I bought a Christmas tree today. The guy asked me if I was going to put it up myself.I said, “No, I’ll probably put it in the living room.”
Coworker: don’t you hate it when you get so busy you forget to eat?
Me: imma stop you right there
Our cat is an opera when she’s hungry
*buys premium quality kitten food. Serves it in high quality vet recommended cat bowl.*
Cat: Is that dirt on the floor? Nom nom nom!
Say “excrement” instead of “excellent”. Nobody will notice because people really don’t listen for shit.

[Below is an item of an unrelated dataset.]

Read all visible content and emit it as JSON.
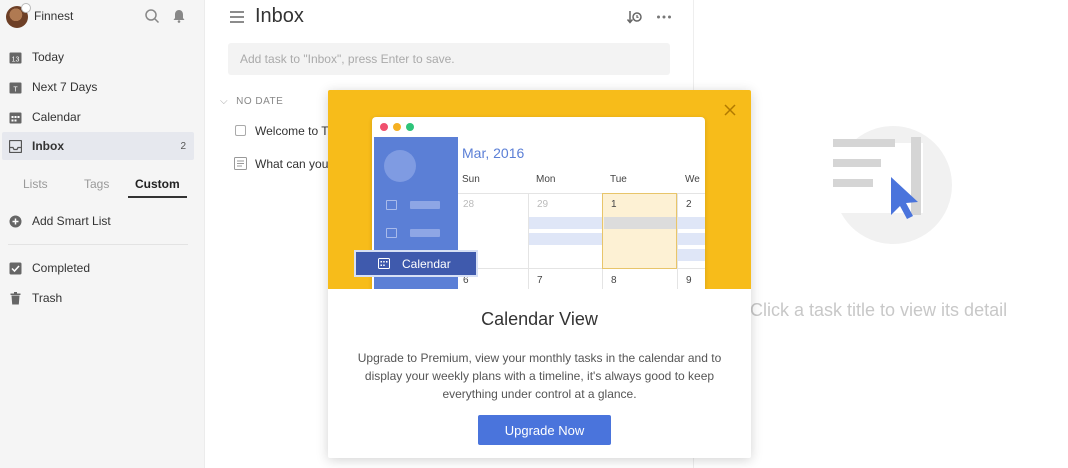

One-ply toilet paper really feels like you’re wiping with a wish
*sees group of firemen standing around a campfire*
me: hEY leave that little guy alone
Therapist: You try too hard to get people to like you
Me: [painting her toenails] I need a “for instance”
Starting a skydiving school called Active Chuters
People pass a joint around like it’s no big deal, but the minute I ask someone to do that with their Subway sandwich, I’m a weirdo.

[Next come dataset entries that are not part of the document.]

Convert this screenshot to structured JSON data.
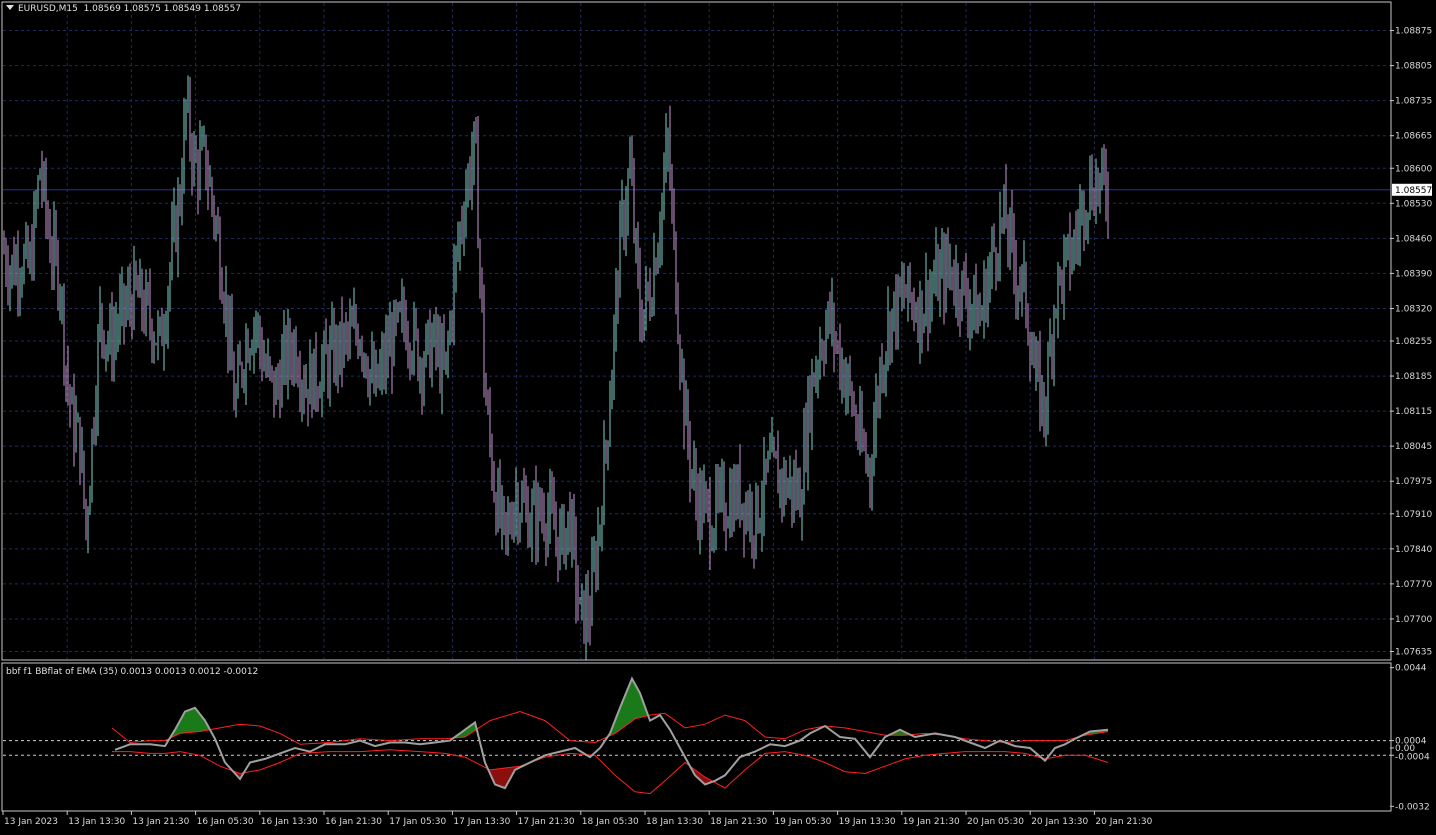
{
  "window": {
    "symbol_timeframe": "EURUSD,M15",
    "ohlc": "1.08569 1.08575 1.08549 1.08557"
  },
  "indicator": {
    "label": "bbf f1 BBflat of EMA (35) 0.0013 0.0013 0.0012 -0.0012",
    "axis_ticks": [
      "0.0044",
      "0.0004",
      "0.00",
      "-0.0004",
      "-0.0032"
    ],
    "axis_values": [
      0.0044,
      0.0004,
      0.0,
      -0.0004,
      -0.0032
    ],
    "levels": [
      0.0004,
      -0.0004
    ],
    "ylim": [
      -0.0034,
      0.0046
    ]
  },
  "price_axis": {
    "ticks": [
      "1.08875",
      "1.08805",
      "1.08735",
      "1.08665",
      "1.08600",
      "1.08530",
      "1.08460",
      "1.08390",
      "1.08320",
      "1.08255",
      "1.08185",
      "1.08115",
      "1.08045",
      "1.07975",
      "1.07910",
      "1.07840",
      "1.07770",
      "1.07700",
      "1.07635"
    ],
    "current_price": "1.08557",
    "ylim": [
      1.0762,
      1.0893
    ]
  },
  "time_axis": {
    "labels": [
      "13 Jan 2023",
      "13 Jan 13:30",
      "13 Jan 21:30",
      "16 Jan 05:30",
      "16 Jan 13:30",
      "16 Jan 21:30",
      "17 Jan 05:30",
      "17 Jan 13:30",
      "17 Jan 21:30",
      "18 Jan 05:30",
      "18 Jan 13:30",
      "18 Jan 21:30",
      "19 Jan 05:30",
      "19 Jan 13:30",
      "19 Jan 21:30",
      "20 Jan 05:30",
      "20 Jan 13:30",
      "20 Jan 21:30"
    ]
  },
  "chart_data": {
    "type": "bar",
    "symbol": "EURUSD",
    "timeframe": "M15",
    "price_series_close": [
      [
        0,
        1.0846
      ],
      [
        10,
        1.084
      ],
      [
        20,
        1.0842
      ],
      [
        30,
        1.084
      ],
      [
        40,
        1.086
      ],
      [
        50,
        1.0845
      ],
      [
        60,
        1.0838
      ],
      [
        66,
        1.082
      ],
      [
        72,
        1.081
      ],
      [
        80,
        1.0805
      ],
      [
        86,
        1.0788
      ],
      [
        95,
        1.0815
      ],
      [
        100,
        1.083
      ],
      [
        110,
        1.0825
      ],
      [
        120,
        1.083
      ],
      [
        135,
        1.0835
      ],
      [
        150,
        1.083
      ],
      [
        160,
        1.0825
      ],
      [
        170,
        1.084
      ],
      [
        180,
        1.0855
      ],
      [
        186,
        1.0872
      ],
      [
        195,
        1.086
      ],
      [
        205,
        1.0862
      ],
      [
        215,
        1.085
      ],
      [
        225,
        1.0835
      ],
      [
        235,
        1.0812
      ],
      [
        245,
        1.0825
      ],
      [
        255,
        1.083
      ],
      [
        265,
        1.082
      ],
      [
        275,
        1.0815
      ],
      [
        285,
        1.0822
      ],
      [
        295,
        1.0825
      ],
      [
        305,
        1.0817
      ],
      [
        315,
        1.0818
      ],
      [
        330,
        1.0822
      ],
      [
        345,
        1.0825
      ],
      [
        360,
        1.0828
      ],
      [
        375,
        1.0815
      ],
      [
        390,
        1.0825
      ],
      [
        405,
        1.083
      ],
      [
        420,
        1.0822
      ],
      [
        435,
        1.0825
      ],
      [
        445,
        1.0818
      ],
      [
        455,
        1.084
      ],
      [
        465,
        1.0855
      ],
      [
        475,
        1.0865
      ],
      [
        485,
        1.0815
      ],
      [
        495,
        1.0795
      ],
      [
        505,
        1.0785
      ],
      [
        515,
        1.0795
      ],
      [
        530,
        1.079
      ],
      [
        545,
        1.0792
      ],
      [
        560,
        1.0785
      ],
      [
        570,
        1.079
      ],
      [
        580,
        1.077
      ],
      [
        590,
        1.0772
      ],
      [
        600,
        1.079
      ],
      [
        610,
        1.0815
      ],
      [
        620,
        1.0845
      ],
      [
        630,
        1.086
      ],
      [
        640,
        1.083
      ],
      [
        650,
        1.0835
      ],
      [
        660,
        1.085
      ],
      [
        668,
        1.0865
      ],
      [
        675,
        1.084
      ],
      [
        685,
        1.081
      ],
      [
        695,
        1.0795
      ],
      [
        710,
        1.079
      ],
      [
        725,
        1.0793
      ],
      [
        740,
        1.0795
      ],
      [
        755,
        1.079
      ],
      [
        770,
        1.08
      ],
      [
        785,
        1.0797
      ],
      [
        800,
        1.0795
      ],
      [
        810,
        1.0815
      ],
      [
        820,
        1.0825
      ],
      [
        830,
        1.083
      ],
      [
        840,
        1.0822
      ],
      [
        850,
        1.0815
      ],
      [
        860,
        1.0805
      ],
      [
        870,
        1.08
      ],
      [
        880,
        1.082
      ],
      [
        890,
        1.083
      ],
      [
        905,
        1.0835
      ],
      [
        920,
        1.0832
      ],
      [
        935,
        1.0837
      ],
      [
        950,
        1.084
      ],
      [
        965,
        1.0835
      ],
      [
        980,
        1.083
      ],
      [
        995,
        1.0845
      ],
      [
        1005,
        1.085
      ],
      [
        1015,
        1.084
      ],
      [
        1025,
        1.0835
      ],
      [
        1035,
        1.0818
      ],
      [
        1045,
        1.0812
      ],
      [
        1055,
        1.0835
      ],
      [
        1065,
        1.084
      ],
      [
        1075,
        1.0845
      ],
      [
        1085,
        1.0855
      ],
      [
        1095,
        1.0857
      ],
      [
        1108,
        1.0856
      ]
    ],
    "indicator_main": [
      [
        115,
        -0.0001
      ],
      [
        130,
        0.0002
      ],
      [
        150,
        0.0002
      ],
      [
        165,
        0.0001
      ],
      [
        175,
        0.001
      ],
      [
        185,
        0.002
      ],
      [
        195,
        0.0022
      ],
      [
        205,
        0.0015
      ],
      [
        215,
        0.0005
      ],
      [
        225,
        -0.0008
      ],
      [
        240,
        -0.0017
      ],
      [
        250,
        -0.0008
      ],
      [
        265,
        -0.0006
      ],
      [
        280,
        -0.0003
      ],
      [
        295,
        0.0
      ],
      [
        310,
        -0.0002
      ],
      [
        325,
        0.0002
      ],
      [
        345,
        0.0002
      ],
      [
        360,
        0.0004
      ],
      [
        375,
        0.0001
      ],
      [
        390,
        0.0003
      ],
      [
        405,
        0.0003
      ],
      [
        420,
        0.0002
      ],
      [
        435,
        0.0003
      ],
      [
        450,
        0.0004
      ],
      [
        465,
        0.001
      ],
      [
        475,
        0.0014
      ],
      [
        485,
        -0.0008
      ],
      [
        495,
        -0.002
      ],
      [
        505,
        -0.0022
      ],
      [
        515,
        -0.0012
      ],
      [
        530,
        -0.0008
      ],
      [
        545,
        -0.0004
      ],
      [
        560,
        -0.0002
      ],
      [
        575,
        0.0
      ],
      [
        590,
        -0.0005
      ],
      [
        600,
        0.0
      ],
      [
        610,
        0.0008
      ],
      [
        620,
        0.0022
      ],
      [
        632,
        0.0038
      ],
      [
        640,
        0.003
      ],
      [
        650,
        0.0015
      ],
      [
        660,
        0.0018
      ],
      [
        670,
        0.001
      ],
      [
        685,
        -0.0005
      ],
      [
        695,
        -0.0015
      ],
      [
        705,
        -0.002
      ],
      [
        715,
        -0.0018
      ],
      [
        725,
        -0.0015
      ],
      [
        740,
        -0.0005
      ],
      [
        755,
        -0.0002
      ],
      [
        770,
        0.0002
      ],
      [
        785,
        0.0001
      ],
      [
        800,
        0.0004
      ],
      [
        810,
        0.0008
      ],
      [
        825,
        0.0012
      ],
      [
        840,
        0.0006
      ],
      [
        855,
        0.0005
      ],
      [
        870,
        -0.0005
      ],
      [
        885,
        0.0006
      ],
      [
        900,
        0.001
      ],
      [
        915,
        0.0006
      ],
      [
        935,
        0.0008
      ],
      [
        955,
        0.0006
      ],
      [
        970,
        0.0003
      ],
      [
        985,
        0.0
      ],
      [
        1000,
        0.0004
      ],
      [
        1015,
        0.0001
      ],
      [
        1030,
        0.0
      ],
      [
        1045,
        -0.0007
      ],
      [
        1055,
        0.0
      ],
      [
        1065,
        0.0002
      ],
      [
        1075,
        0.0005
      ],
      [
        1090,
        0.0009
      ],
      [
        1108,
        0.001
      ]
    ],
    "indicator_upper_band": [
      [
        112,
        0.0011
      ],
      [
        130,
        0.0003
      ],
      [
        150,
        0.0004
      ],
      [
        165,
        0.0004
      ],
      [
        180,
        0.0008
      ],
      [
        200,
        0.0009
      ],
      [
        220,
        0.0011
      ],
      [
        240,
        0.0013
      ],
      [
        260,
        0.0012
      ],
      [
        280,
        0.0008
      ],
      [
        300,
        0.0002
      ],
      [
        330,
        0.0003
      ],
      [
        360,
        0.0005
      ],
      [
        390,
        0.0004
      ],
      [
        420,
        0.0005
      ],
      [
        445,
        0.0005
      ],
      [
        465,
        0.0006
      ],
      [
        490,
        0.0015
      ],
      [
        520,
        0.002
      ],
      [
        545,
        0.0015
      ],
      [
        570,
        0.0004
      ],
      [
        595,
        0.0003
      ],
      [
        615,
        0.0008
      ],
      [
        635,
        0.0016
      ],
      [
        650,
        0.0018
      ],
      [
        665,
        0.0019
      ],
      [
        685,
        0.0011
      ],
      [
        705,
        0.0013
      ],
      [
        725,
        0.0018
      ],
      [
        745,
        0.0015
      ],
      [
        765,
        0.0006
      ],
      [
        785,
        0.0005
      ],
      [
        805,
        0.001
      ],
      [
        825,
        0.0012
      ],
      [
        845,
        0.0011
      ],
      [
        865,
        0.0009
      ],
      [
        885,
        0.0007
      ],
      [
        905,
        0.0007
      ],
      [
        925,
        0.0008
      ],
      [
        945,
        0.0007
      ],
      [
        965,
        0.0005
      ],
      [
        985,
        0.0004
      ],
      [
        1005,
        0.0003
      ],
      [
        1025,
        0.0004
      ],
      [
        1045,
        0.0004
      ],
      [
        1065,
        0.0004
      ],
      [
        1085,
        0.0007
      ],
      [
        1108,
        0.0009
      ]
    ],
    "indicator_lower_band": [
      [
        112,
        -0.0002
      ],
      [
        130,
        -0.0002
      ],
      [
        150,
        -0.0003
      ],
      [
        165,
        -0.0003
      ],
      [
        180,
        -0.0002
      ],
      [
        200,
        -0.0004
      ],
      [
        220,
        -0.001
      ],
      [
        240,
        -0.0014
      ],
      [
        260,
        -0.0012
      ],
      [
        280,
        -0.0008
      ],
      [
        300,
        -0.0003
      ],
      [
        330,
        -0.0002
      ],
      [
        360,
        -0.0002
      ],
      [
        390,
        -0.0001
      ],
      [
        420,
        -0.0002
      ],
      [
        445,
        -0.0003
      ],
      [
        465,
        -0.0005
      ],
      [
        490,
        -0.0012
      ],
      [
        520,
        -0.001
      ],
      [
        545,
        -0.0005
      ],
      [
        570,
        -0.0003
      ],
      [
        595,
        -0.0004
      ],
      [
        615,
        -0.0015
      ],
      [
        635,
        -0.0024
      ],
      [
        650,
        -0.0025
      ],
      [
        665,
        -0.0018
      ],
      [
        685,
        -0.0008
      ],
      [
        705,
        -0.0016
      ],
      [
        725,
        -0.0022
      ],
      [
        745,
        -0.0012
      ],
      [
        765,
        -0.0003
      ],
      [
        785,
        -0.0002
      ],
      [
        805,
        -0.0004
      ],
      [
        825,
        -0.0008
      ],
      [
        845,
        -0.0013
      ],
      [
        865,
        -0.0014
      ],
      [
        885,
        -0.001
      ],
      [
        905,
        -0.0006
      ],
      [
        925,
        -0.0004
      ],
      [
        945,
        -0.0003
      ],
      [
        965,
        -0.0002
      ],
      [
        985,
        -0.0002
      ],
      [
        1005,
        -0.0002
      ],
      [
        1025,
        -0.0003
      ],
      [
        1045,
        -0.0006
      ],
      [
        1065,
        -0.0004
      ],
      [
        1085,
        -0.0004
      ],
      [
        1108,
        -0.0008
      ]
    ]
  },
  "colors": {
    "background": "#000000",
    "grid": "#1d2a66",
    "bull_bar": "#7fd1c9",
    "bear_bar": "#c99ad6",
    "current_price_line": "#2233aa",
    "indicator_main": "#a0a0a0",
    "bands": "#ff2020",
    "fill_up": "#1a7a1a",
    "fill_down": "#8a1010",
    "level_lines": "#cccccc"
  }
}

“The entire sky is mine to explore!Nah, Ill just swoop dangerously through traffic instead.”- Birds
All I’m saying is, the minute Canada starts refining its maple syrup reserves into weapons-grade Aunt Jemimium, we’re all French toast.
[1st day as cop]
captain: “why did you call for back up”
me: “there was a fly in my car”
swat team leader: “what exactly do you think we do”

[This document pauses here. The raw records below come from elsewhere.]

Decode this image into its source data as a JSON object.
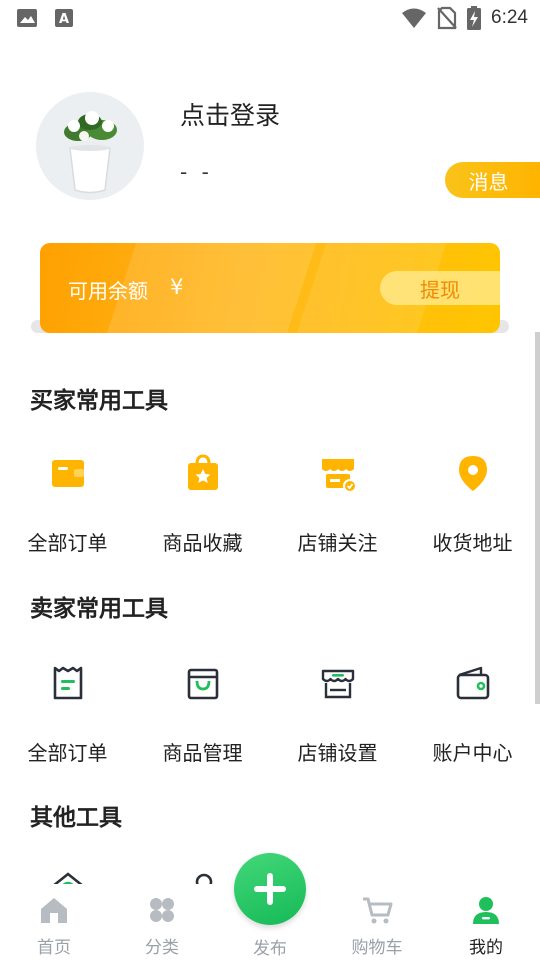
{
  "status_bar": {
    "time": "6:24"
  },
  "profile": {
    "login_text": "点击登录",
    "subtext": "- -",
    "message_button": "消息"
  },
  "balance": {
    "label": "可用余额",
    "currency": "¥",
    "withdraw_button": "提现"
  },
  "buyer_tools": {
    "title": "买家常用工具",
    "items": [
      {
        "label": "全部订单",
        "icon": "wallet-icon"
      },
      {
        "label": "商品收藏",
        "icon": "star-bag-icon"
      },
      {
        "label": "店铺关注",
        "icon": "store-follow-icon"
      },
      {
        "label": "收货地址",
        "icon": "location-pin-icon"
      }
    ]
  },
  "seller_tools": {
    "title": "卖家常用工具",
    "items": [
      {
        "label": "全部订单",
        "icon": "receipt-icon"
      },
      {
        "label": "商品管理",
        "icon": "shopping-bag-icon"
      },
      {
        "label": "店铺设置",
        "icon": "store-icon"
      },
      {
        "label": "账户中心",
        "icon": "wallet-outline-icon"
      }
    ]
  },
  "other_tools": {
    "title": "其他工具"
  },
  "bottom_nav": {
    "items": [
      {
        "label": "首页",
        "icon": "home-icon",
        "active": false
      },
      {
        "label": "分类",
        "icon": "category-icon",
        "active": false
      },
      {
        "label": "发布",
        "icon": "plus-icon",
        "active": false
      },
      {
        "label": "购物车",
        "icon": "cart-icon",
        "active": false
      },
      {
        "label": "我的",
        "icon": "user-icon",
        "active": true
      }
    ]
  },
  "colors": {
    "accent_orange": "#ffb400",
    "accent_green": "#1fbf5c",
    "inactive_gray": "#9aa1a8"
  }
}
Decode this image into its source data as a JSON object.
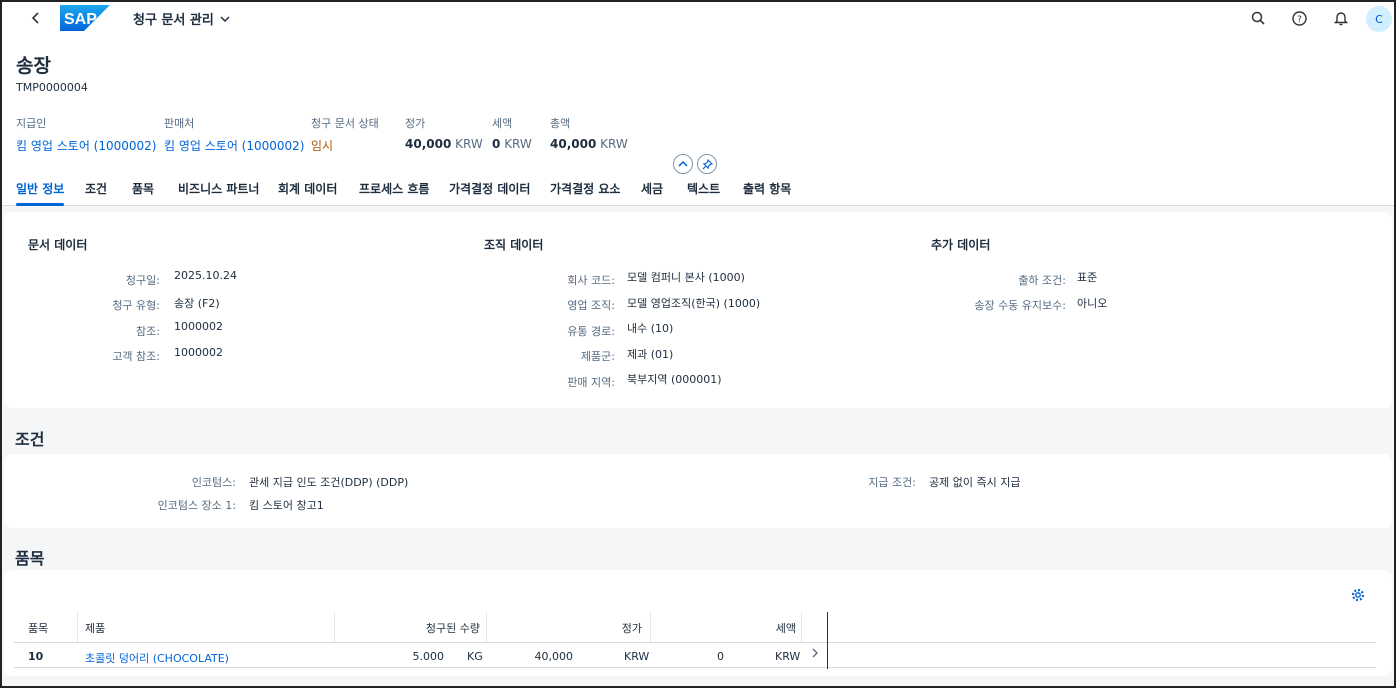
{
  "shell": {
    "app_title": "청구 문서 관리",
    "avatar_initial": "C"
  },
  "header": {
    "title": "송장",
    "subtitle": "TMP0000004",
    "fields": [
      {
        "label": "지급인",
        "value": "킴 영업 스토어 (1000002)"
      },
      {
        "label": "판매처",
        "value": "킴 영업 스토어 (1000002)"
      },
      {
        "label": "청구 문서 상태",
        "value": "임시"
      },
      {
        "label": "정가",
        "amount": "40,000",
        "unit": "KRW"
      },
      {
        "label": "세액",
        "amount": "0",
        "unit": "KRW"
      },
      {
        "label": "총액",
        "amount": "40,000",
        "unit": "KRW"
      }
    ]
  },
  "tabs": [
    "일반 정보",
    "조건",
    "품목",
    "비즈니스 파트너",
    "회계 데이터",
    "프로세스 흐름",
    "가격결정 데이터",
    "가격결정 요소",
    "세금",
    "텍스트",
    "출력 항목"
  ],
  "general": {
    "doc_data": {
      "title": "문서 데이터",
      "rows": [
        {
          "label": "청구일:",
          "value": "2025.10.24"
        },
        {
          "label": "청구 유형:",
          "value": "송장 (F2)"
        },
        {
          "label": "참조:",
          "value": "1000002"
        },
        {
          "label": "고객 참조:",
          "value": "1000002"
        }
      ]
    },
    "org_data": {
      "title": "조직 데이터",
      "rows": [
        {
          "label": "회사 코드:",
          "value": "모델 컴퍼니 본사 (1000)"
        },
        {
          "label": "영업 조직:",
          "value": "모델 영업조직(한국) (1000)"
        },
        {
          "label": "유통 경로:",
          "value": "내수 (10)"
        },
        {
          "label": "제품군:",
          "value": "제과 (01)"
        },
        {
          "label": "판매 지역:",
          "value": "북부지역 (000001)"
        }
      ]
    },
    "extra_data": {
      "title": "추가 데이터",
      "rows": [
        {
          "label": "출하 조건:",
          "value": "표준"
        },
        {
          "label": "송장 수동 유지보수:",
          "value": "아니오"
        }
      ]
    }
  },
  "conditions": {
    "title": "조건",
    "incoterms_label": "인코텀스:",
    "incoterms_value": "관세 지급 인도 조건(DDP) (DDP)",
    "incoterms_loc_label": "인코텀스 장소 1:",
    "incoterms_loc_value": "킴 스토어 창고1",
    "payment_label": "지급 조건:",
    "payment_value": "공제 없이 즉시 지급"
  },
  "items": {
    "title": "품목",
    "columns": [
      "품목",
      "제품",
      "청구된 수량",
      "정가",
      "세액"
    ],
    "rows": [
      {
        "item": "10",
        "product": "초콜릿 덩어리 (CHOCOLATE)",
        "qty": "5.000",
        "qty_unit": "KG",
        "price": "40,000",
        "price_unit": "KRW",
        "tax": "0",
        "tax_unit": "KRW"
      }
    ]
  }
}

Thank you corporation very cool
Doctor: I have your test results
Me: did I pass hahaha
Doctor: hahaha you will soon
Me: haha what
Hi, my name is Marlene
[Group in unison]: Hi Marlene
Sometimes I pee when I sneeze.
[Group]: …
Me: uh doesn’t AA mean ‘awkward accidents’?
Here’s a common scam that is going around that you should know about:
Sometimes cats will meow at you like they haven’t been fed, but in fact someone DID feed them and they’re just trying to get fed again
As a dad it’s your duty to ask “how were the roads?” within fifteen minutes of a visitors arrival
I carry an extra fish stick behind my ear like a Marlboro.
*puts on new Fitbit*
*steps on scales*
Welp, this is bullshit!
What people don’t know about me is, when I say “No worries!” There’s a hidden comma in the middle 😓
Wax museum director: What are we going to do with all this old wax?
Twizzlers CEO: We’ll take it.
Imagine how exciting the Tour de France would be if they added some sweet ramps.
I still giggle when i get in an Elevator and someone asks me “Going Down? ” as i am so tempted to say to them “Buy me dinner first”.
My husband told me today’s Wordle word as soon as I woke up, so he’s up for grabs if anyone’s interested.
I don’t like to wear workout clothes. When people see me jogging they probably think “Why is he wearing boots? Why is he jogging at night? It’s way too hot to be wearing a ski mask. Is that an exercise knife?”
I only attract psychopaths. If you’ve ever had a crush on me, find a therapist.
Screw that. I love this bench and I don’t care who knows it!
Stop screaming at me like you’re the only one who realizes our kitchen is on fire. The arrogance.